Si può crescere serenamente quando ci si ritrova scaraventati nel mondo dei sostantivi che cambiano per adattarsi alla pelle? Pietro è diventato da “ figlio” ad “ orfano di madre”.
Sì, ok, lui una madre ce l’ha ancora perché lei è lì ogni volta che Pietro la chiama e sì, ok può sopportare anche la presenza di Canetto, quel piccolo cane dei sentimenti che arriva insieme ai ricordi e lo azzanna lasciandogli un vuoto nello stomaco, pur di vedere sua madre. Ma lui oramai è orfano per gli altri che non sanno quanto una parola possa far male . Per loro è solo un sostantivo, per Pietro è l’ Universo che gli grida l’ assenza di un corpo.
Pietro e Nina vivono a Milano con il padre che ha appena perso il lavoro così decide di mandare i figli in Basilicata, la terra da cui partirono lui e la moglie prima che questo Stivale di sole e cantori si accartocciasse loro addosso.
I ragazzi arrivano ad Arigliana, in Lucania, dai nonni materni.
Qui riprenderanno un po’ della serenità insieme a quell’aria di grano e terra che li circonda fino a che , durante una partita di pallone in piazza con i suoi amici “estivi”, Pietro scopre, nelle segrete di una torre dove è finito il pallone per una calciata troppo potente, una famiglia di immigrati nascosti lì forse da mesi. I sette, tutti parenti tra di loro, vengono sistemati in paese anche se accettati mal volentieri ( e non è un ossimoro) .

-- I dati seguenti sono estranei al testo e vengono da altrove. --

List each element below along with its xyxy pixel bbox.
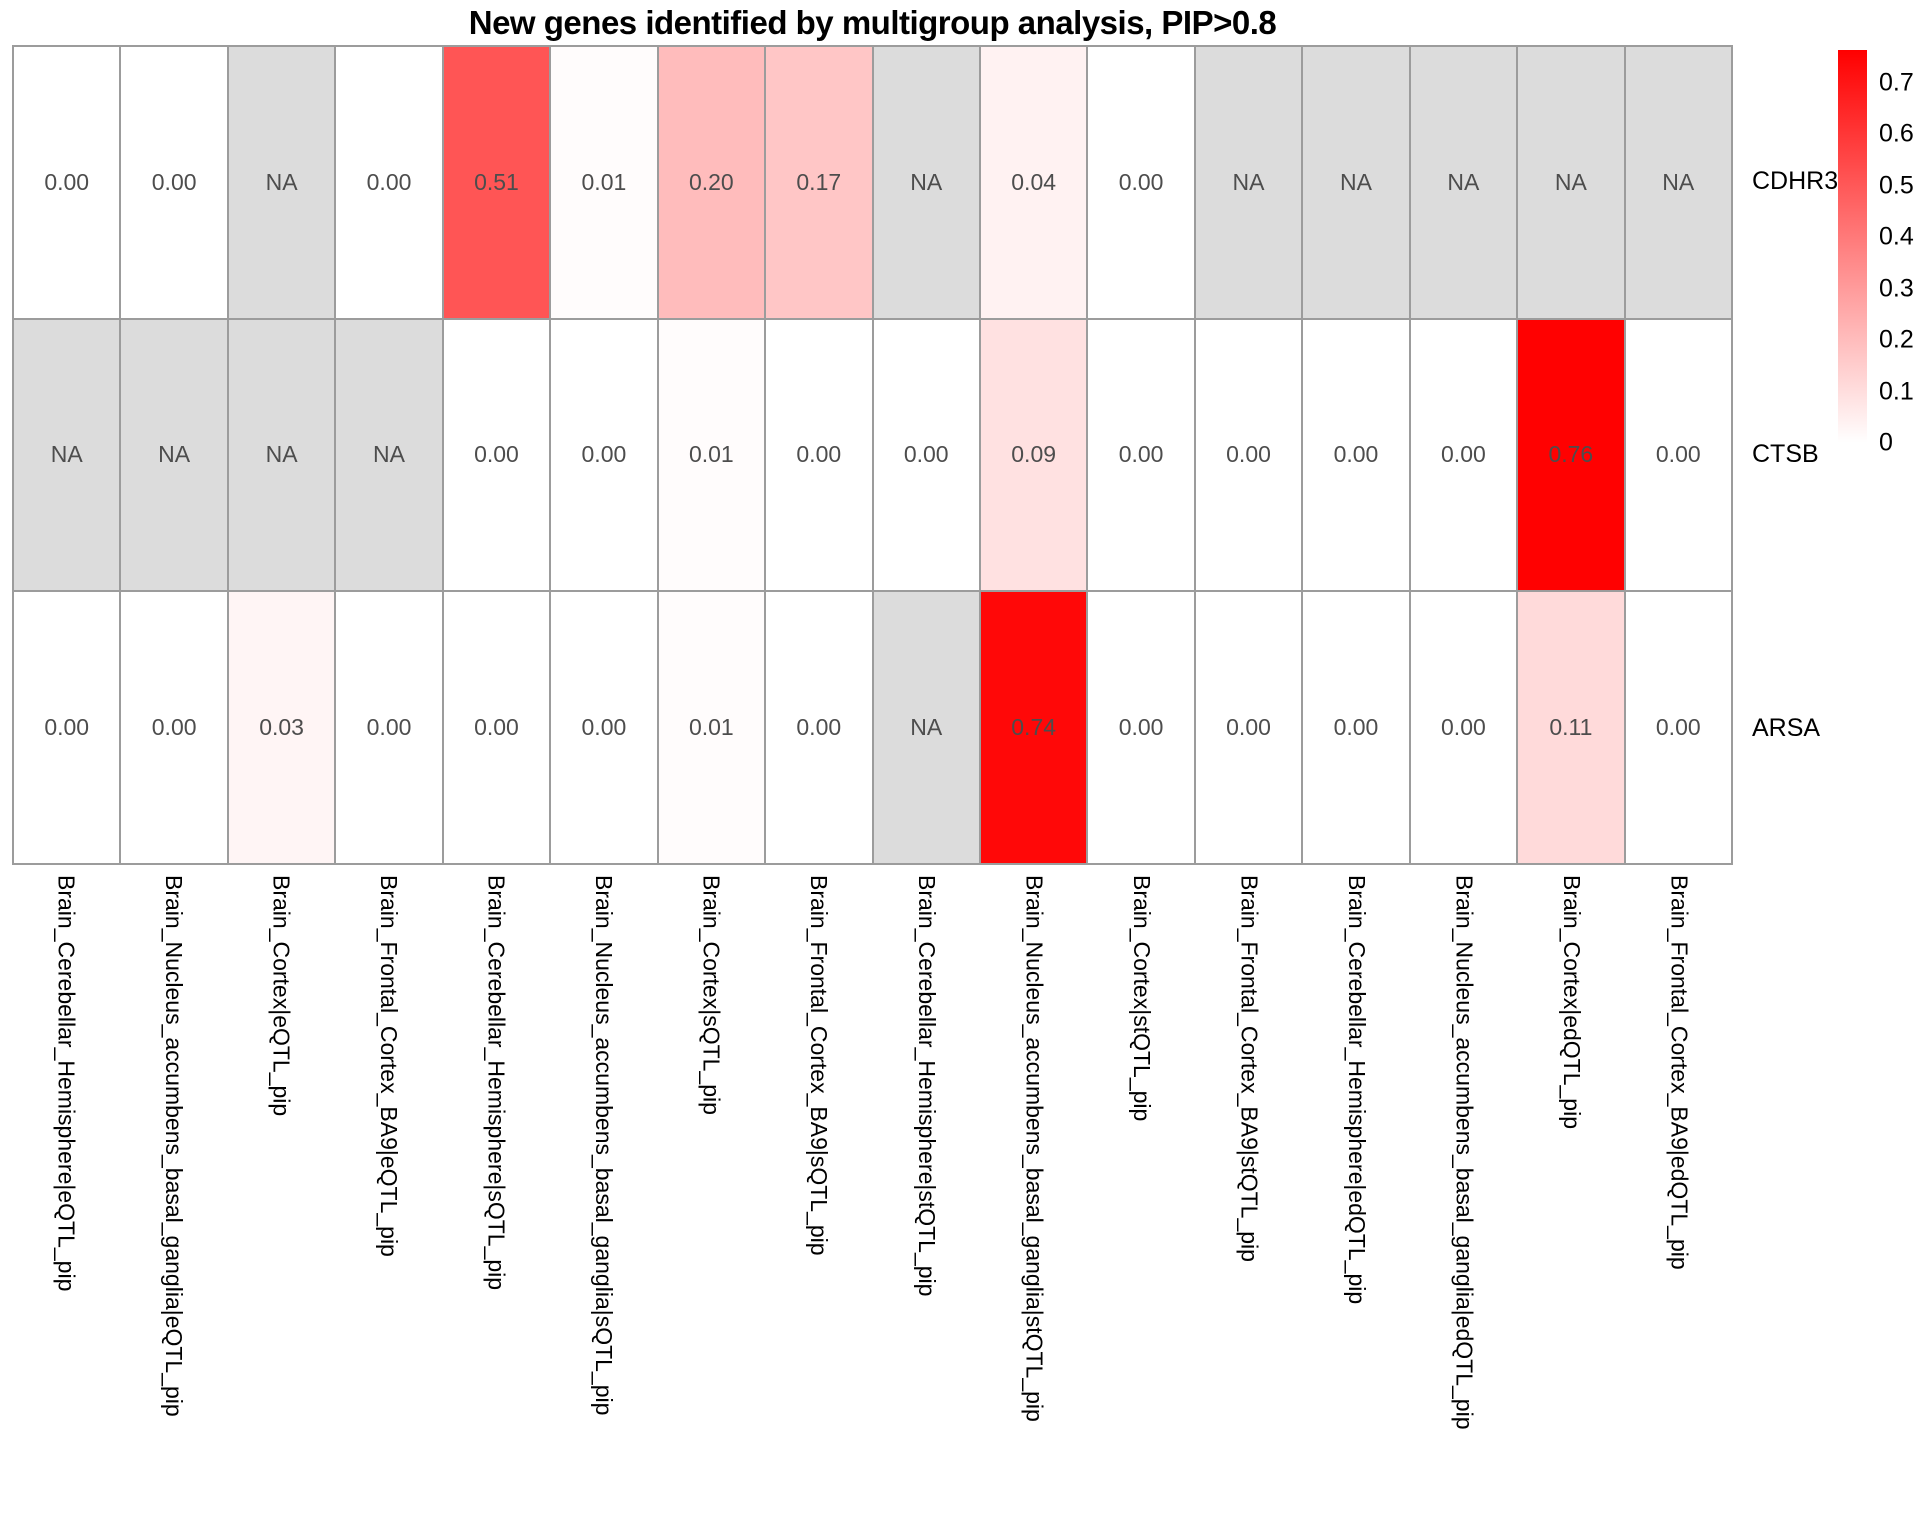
column-label: Brain_Nucleus_accumbens_basal_ganglia|st… bbox=[1021, 875, 1048, 1422]
heatmap-cell: 0.00 bbox=[551, 592, 657, 863]
heatmap-cell: 0.20 bbox=[658, 47, 765, 318]
row-label: ARSA bbox=[1752, 713, 1821, 742]
heatmap-cell: 0.51 bbox=[443, 47, 550, 318]
heatmap-cell: NA bbox=[336, 319, 442, 591]
heatmap-cell: 0.00 bbox=[121, 592, 227, 863]
column-label-slot: Brain_Frontal_Cortex_BA9|eQTL_pip bbox=[335, 875, 443, 1530]
heatmap-cell: 0.00 bbox=[873, 319, 979, 591]
column-label: Brain_Cerebellar_Hemisphere|eQTL_pip bbox=[53, 875, 80, 1292]
heatmap-cell: 0.09 bbox=[980, 319, 1087, 591]
heatmap-cell: 0.00 bbox=[443, 592, 550, 863]
column-label: Brain_Frontal_Cortex_BA9|stQTL_pip bbox=[1236, 875, 1263, 1262]
column-label: Brain_Cortex|stQTL_pip bbox=[1128, 875, 1155, 1122]
column-label-slot: Brain_Frontal_Cortex_BA9|sQTL_pip bbox=[765, 875, 873, 1530]
heatmap-cell: 0.00 bbox=[121, 47, 227, 318]
column-label-slot: Brain_Frontal_Cortex_BA9|stQTL_pip bbox=[1195, 875, 1303, 1530]
legend-colorbar bbox=[1838, 50, 1867, 443]
row-labels: CDHR3 CTSB ARSA bbox=[1752, 45, 1917, 865]
heatmap-cell: NA bbox=[121, 319, 227, 591]
legend-tick-label: 0 bbox=[1879, 428, 1893, 457]
column-label-slot: Brain_Cerebellar_Hemisphere|edQTL_pip bbox=[1303, 875, 1411, 1530]
heatmap-cell: 0.01 bbox=[658, 319, 765, 591]
column-label-slot: Brain_Cortex|stQTL_pip bbox=[1088, 875, 1196, 1530]
column-label-slot: Brain_Cortex|eQTL_pip bbox=[227, 875, 335, 1530]
heatmap-cell: 0.00 bbox=[1088, 47, 1194, 318]
row-label: CDHR3 bbox=[1752, 167, 1839, 196]
heatmap-cell: 0.00 bbox=[1303, 319, 1409, 591]
heatmap-cell: NA bbox=[1625, 47, 1731, 318]
heatmap-cell: NA bbox=[228, 47, 335, 318]
column-label-slot: Brain_Cerebellar_Hemisphere|stQTL_pip bbox=[873, 875, 981, 1530]
heatmap-cell: NA bbox=[873, 47, 979, 318]
column-label: Brain_Cortex|edQTL_pip bbox=[1559, 875, 1586, 1129]
heatmap-cell: NA bbox=[1518, 47, 1624, 318]
column-label: Brain_Nucleus_accumbens_basal_ganglia|ed… bbox=[1451, 875, 1478, 1430]
column-label-slot: Brain_Cerebellar_Hemisphere|sQTL_pip bbox=[442, 875, 550, 1530]
heatmap-cell: 0.00 bbox=[1410, 319, 1517, 591]
column-label: Brain_Cortex|eQTL_pip bbox=[268, 875, 295, 1117]
column-label-slot: Brain_Nucleus_accumbens_basal_ganglia|st… bbox=[980, 875, 1088, 1530]
column-label: Brain_Cortex|sQTL_pip bbox=[698, 875, 725, 1115]
legend-tick-label: 0.7 bbox=[1879, 68, 1914, 97]
column-label-slot: Brain_Nucleus_accumbens_basal_ganglia|sQ… bbox=[550, 875, 658, 1530]
heatmap-cell: 0.76 bbox=[1518, 319, 1624, 591]
heatmap-cell: 0.00 bbox=[1088, 319, 1194, 591]
row-label: CTSB bbox=[1752, 440, 1819, 469]
column-labels: Brain_Cerebellar_Hemisphere|eQTL_pip Brai… bbox=[12, 875, 1733, 1530]
legend-tick-label: 0.6 bbox=[1879, 119, 1914, 148]
heatmap-cell: 0.00 bbox=[1088, 592, 1194, 863]
heatmap-cell: 0.00 bbox=[1303, 592, 1409, 863]
heatmap-cell: 0.74 bbox=[980, 592, 1087, 863]
heatmap-cell: NA bbox=[1410, 47, 1517, 318]
heatmap-cell: 0.00 bbox=[1625, 592, 1731, 863]
heatmap-cell: 0.00 bbox=[336, 592, 442, 863]
column-label-slot: Brain_Cerebellar_Hemisphere|eQTL_pip bbox=[12, 875, 120, 1530]
column-label-slot: Brain_Cortex|edQTL_pip bbox=[1518, 875, 1626, 1530]
column-label: Brain_Cerebellar_Hemisphere|sQTL_pip bbox=[483, 875, 510, 1291]
heatmap-grid: 0.00 0.00 NA 0.00 0.51 0.01 0.20 0.17 NA 0.04 0.00… bbox=[12, 45, 1733, 865]
column-label: Brain_Frontal_Cortex_BA9|sQTL_pip bbox=[806, 875, 833, 1256]
heatmap-cell: 0.00 bbox=[14, 592, 120, 863]
heatmap-cell: 0.00 bbox=[1195, 319, 1302, 591]
column-label-slot: Brain_Nucleus_accumbens_basal_ganglia|ed… bbox=[1410, 875, 1518, 1530]
legend-tick-label: 0.1 bbox=[1879, 377, 1914, 406]
heatmap-cell: 0.03 bbox=[228, 592, 335, 863]
heatmap-cell: 0.11 bbox=[1518, 592, 1624, 863]
heatmap-cell: 0.00 bbox=[14, 47, 120, 318]
heatmap-cell: NA bbox=[228, 319, 335, 591]
legend-tick-label: 0.5 bbox=[1879, 171, 1914, 200]
heatmap-cell: 0.00 bbox=[336, 47, 442, 318]
column-label: Brain_Cerebellar_Hemisphere|stQTL_pip bbox=[913, 875, 940, 1297]
heatmap-cell: NA bbox=[14, 319, 120, 591]
heatmap-cell: 0.00 bbox=[766, 319, 872, 591]
column-label: Brain_Nucleus_accumbens_basal_ganglia|sQ… bbox=[591, 875, 618, 1416]
heatmap-cell: NA bbox=[1303, 47, 1409, 318]
column-label: Brain_Frontal_Cortex_BA9|edQTL_pip bbox=[1666, 875, 1693, 1270]
column-label: Brain_Cerebellar_Hemisphere|edQTL_pip bbox=[1344, 875, 1371, 1305]
legend-tick-label: 0.4 bbox=[1879, 222, 1914, 251]
heatmap-cell: 0.00 bbox=[1625, 319, 1731, 591]
column-label: Brain_Nucleus_accumbens_basal_ganglia|eQ… bbox=[160, 875, 187, 1417]
legend-tick-label: 0.3 bbox=[1879, 274, 1914, 303]
column-label-slot: Brain_Frontal_Cortex_BA9|edQTL_pip bbox=[1625, 875, 1733, 1530]
heatmap-cell: 0.04 bbox=[980, 47, 1087, 318]
heatmap-cell: 0.00 bbox=[766, 592, 872, 863]
legend-tick-label: 0.2 bbox=[1879, 325, 1914, 354]
heatmap-cell: 0.00 bbox=[443, 319, 550, 591]
heatmap-cell: 0.17 bbox=[766, 47, 872, 318]
column-label-slot: Brain_Cortex|sQTL_pip bbox=[657, 875, 765, 1530]
heatmap-cell: NA bbox=[1195, 47, 1302, 318]
heatmap-cell: 0.00 bbox=[1195, 592, 1302, 863]
heatmap-cell: 0.00 bbox=[1410, 592, 1517, 863]
heatmap-cell: 0.01 bbox=[658, 592, 765, 863]
heatmap-cell: 0.01 bbox=[551, 47, 657, 318]
heatmap-cell: 0.00 bbox=[551, 319, 657, 591]
column-label: Brain_Frontal_Cortex_BA9|eQTL_pip bbox=[375, 875, 402, 1257]
heatmap-cell: NA bbox=[873, 592, 979, 863]
column-label-slot: Brain_Nucleus_accumbens_basal_ganglia|eQ… bbox=[120, 875, 228, 1530]
chart-title: New genes identified by multigroup analy… bbox=[468, 4, 1277, 41]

C’è la paura dello straniero, delle malattie, del furto di una identità che non si concepisce come universale e divisibile e che vogliamo tenere solo per noi perché a bloccare non è il razzismo , ma il terrore delle proprie reazioni. Il nonno di Pietro era un ricco possidente eppure anni prima zi’ Rocco gli avvelena i terreni per diventare l’unico produttore di pomodori per conserve.
Gli stranieri iniziano ad amare a tal punto i loro salvatori che propongono a Nononno, come chiama Pietro il nonno, una cooperativa che possa aiutare tutti. A questo punto, ancora una volta il crimine e la corruzione spezzeranno il sogno di riscatto , ma non la crescita di Pietro che oramai è pronto a salutare la mamma e Canetto che tuttavia saranno digeriti dai suoi sentimenti e rimarranno sempre con lui sotto forma del già vissuto.
Finalmente trova anche la risposta alla domanda che aveva posto alla madre il giorno prima che lei morisse e a cui non aveva avuto il tempo di rispondere.
Scritto con una penna semplice che passa e si adatta agli occhi di un dodicenne, questo libro mi sta provocando uno strano rimescolio nella pancia, forse è Canetto venuto a conoscermi. Rocco Papaleo una volta disse :” La Basilicata è un atto di fede” , in questo libro dal sole lucano troverete anche speranza e carità.